Stories of lives changed, transformed. Where challenges have been met, and outreach provided. Where food is fed to the hungry, where children are clothed in material items and more importantly, in love.

It is a road that stretches back to buildings filled with laughter, open arms, and a community that had love for these children long before they arrived – these children, who traveled halfway around the world to find a family. To find hope, security, a sense of belonging.

Bridges of Faith

nestled off County Road 383 in Billingsley, Alabama, provides this. It offers an educational cultural exchange program for Ukranian orphans while at the same time networking with local families and homes.

Since 2010, more than 150 children have been adopted through this ministry. The first group arrived in December of that first year. The most recent group of children from the Kiev region landed the end of July, and will remain through August.

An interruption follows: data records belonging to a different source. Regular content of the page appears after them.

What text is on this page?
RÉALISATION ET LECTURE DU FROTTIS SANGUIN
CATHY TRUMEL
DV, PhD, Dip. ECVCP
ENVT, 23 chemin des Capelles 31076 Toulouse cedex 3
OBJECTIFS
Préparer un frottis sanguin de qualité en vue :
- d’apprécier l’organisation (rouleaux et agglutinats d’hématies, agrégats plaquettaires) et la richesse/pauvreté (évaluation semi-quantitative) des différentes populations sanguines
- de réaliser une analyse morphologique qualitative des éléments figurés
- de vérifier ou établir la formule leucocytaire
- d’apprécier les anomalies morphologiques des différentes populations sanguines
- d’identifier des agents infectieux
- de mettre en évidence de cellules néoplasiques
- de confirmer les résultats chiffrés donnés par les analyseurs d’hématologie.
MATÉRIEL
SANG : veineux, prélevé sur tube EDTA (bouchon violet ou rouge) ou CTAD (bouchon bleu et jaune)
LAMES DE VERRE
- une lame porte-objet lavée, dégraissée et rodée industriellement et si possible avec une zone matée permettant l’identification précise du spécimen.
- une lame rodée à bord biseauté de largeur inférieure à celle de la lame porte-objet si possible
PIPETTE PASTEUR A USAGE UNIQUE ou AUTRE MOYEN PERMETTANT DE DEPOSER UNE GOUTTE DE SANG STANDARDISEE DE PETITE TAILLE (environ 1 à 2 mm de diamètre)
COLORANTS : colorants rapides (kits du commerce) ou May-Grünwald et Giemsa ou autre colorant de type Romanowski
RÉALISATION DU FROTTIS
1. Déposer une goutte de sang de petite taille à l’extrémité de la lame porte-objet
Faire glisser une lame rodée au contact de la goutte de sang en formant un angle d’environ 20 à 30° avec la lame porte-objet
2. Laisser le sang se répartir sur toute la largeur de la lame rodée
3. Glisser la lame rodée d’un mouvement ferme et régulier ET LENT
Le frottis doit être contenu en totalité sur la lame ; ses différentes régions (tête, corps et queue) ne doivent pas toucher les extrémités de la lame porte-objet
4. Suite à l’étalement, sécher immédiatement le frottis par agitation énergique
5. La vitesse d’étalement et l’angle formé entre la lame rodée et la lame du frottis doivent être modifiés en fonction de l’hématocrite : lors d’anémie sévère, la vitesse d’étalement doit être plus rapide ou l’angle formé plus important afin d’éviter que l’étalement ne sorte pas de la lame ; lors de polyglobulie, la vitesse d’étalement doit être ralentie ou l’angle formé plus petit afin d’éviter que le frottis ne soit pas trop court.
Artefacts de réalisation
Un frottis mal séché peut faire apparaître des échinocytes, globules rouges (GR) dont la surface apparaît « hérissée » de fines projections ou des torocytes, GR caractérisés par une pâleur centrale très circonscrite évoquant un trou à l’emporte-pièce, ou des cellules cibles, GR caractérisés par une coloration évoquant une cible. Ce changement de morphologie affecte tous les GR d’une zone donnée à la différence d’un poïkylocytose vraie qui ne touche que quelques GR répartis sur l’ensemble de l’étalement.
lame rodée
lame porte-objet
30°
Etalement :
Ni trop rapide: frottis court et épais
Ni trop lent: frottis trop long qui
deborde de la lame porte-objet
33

“Most of these kids were removed from their home for serious abuse – passive or active,” said Bridges of Faith founder Tom Benz. “To assume they’re going to emerge from an orphanage and create a healthy, reasonable life… it’s unreasonable to think that.

“They first and foremost will understand they have a Heavenly Father who will never leave them or forsake them. And that they can understand a better way to live out their lives based on that understanding. The wonderful answer for many kids is that when they come here, they find a forever family.”

While Covid halted children from traveling to BridgeStone’s 140-acre prayer and retreat center for the past 18 months, it has been the norm that children visit the center three times each year.

And for the Bridges of Faith ministry to visit them in return.

The BoF community surrounds the children in love. Many of the orphans have never seen a healthy family or good relationship, and without intervention, Benz said, when the orphans finish high school and are released into the world, about 10% of them commit suicide within a year.

More than 10% go to prison, and only 10% create a reasonable life. Six of ten girls are trafficked, Benz said.
Bridges of Faith International has been involved in mission work in Ukraine since 1995 and sponsors children to come to Alabama. While on the retreat grounds, they stay in the Centerpoint Lodge, which was built by Centerpoint Fellowship Church in Prattville, and includes 12 bedrooms.

Twelve bedrooms. Each child receives their own room.

“We were of course really sad that Covid shut us down from bringing kids here for a year and a half,” Benz said. “We were able to continue helping kids in Ukraine through programs for kids at their own orphanages, including Christmas gifts sent to orphanages with a presentation of the Gospel. Also, we were able to provide Ukrainian orphanages with food and medicine when they had a shortage. We were really, really grateful for that.”

A group of 11 children who recently arrived will spend several days at BridgeStone before living with families in the area. They will remain in the region before returning for school in Ukraine by September 1.

While here, the community can help financially. They can also visit the orphans and learn about the program at a banquet near the end of August at Christchurch. It would be an opportunity, Benz said, to become a host family at Christmastime.

“What we like to do is ‘friendraising’ to see if people would like to get acquainted with the children and program, and see if there’s a way people can volunteer or become a host at Christmas,” Benz said. “That would be amazing. If this piques someone’s interest, we would love to pursue those people.”

Host families, said director of ministry Nancy Elizabeth Benz, don’t have to have adoption in mind when housing the children.

“We have men and women at 70-something years old hosting,” she said.

And even without host families the past year and a half, the Benz couple said there are five children in the process of being adopted, a situation Tom Benz said is amazing.

“We’ve had one family from Maryland who adopted two kids in the midst of Covid,” he said. “They are in Ukraine right now adopting two more kids.”

Benz traveled to Ukraine in 1997 for the first time as a regional director with the International Bible Society and spent some time in a Ukrainian orphanage on the Black Sea.

When he first stepped foot in the orphanage, and by the time the sun rose on the first day, it gripped him. And by the time he returned home, he knew his life would never be the same.

“I didn’t know how, but I just knew it wouldn’t be the same,” he said. “I didn’t lie awake at night as a teenager dreaming about orphan ministry. Right now, if I think about not doing this, I guess I think, ‘Why wouldn’t I do it?’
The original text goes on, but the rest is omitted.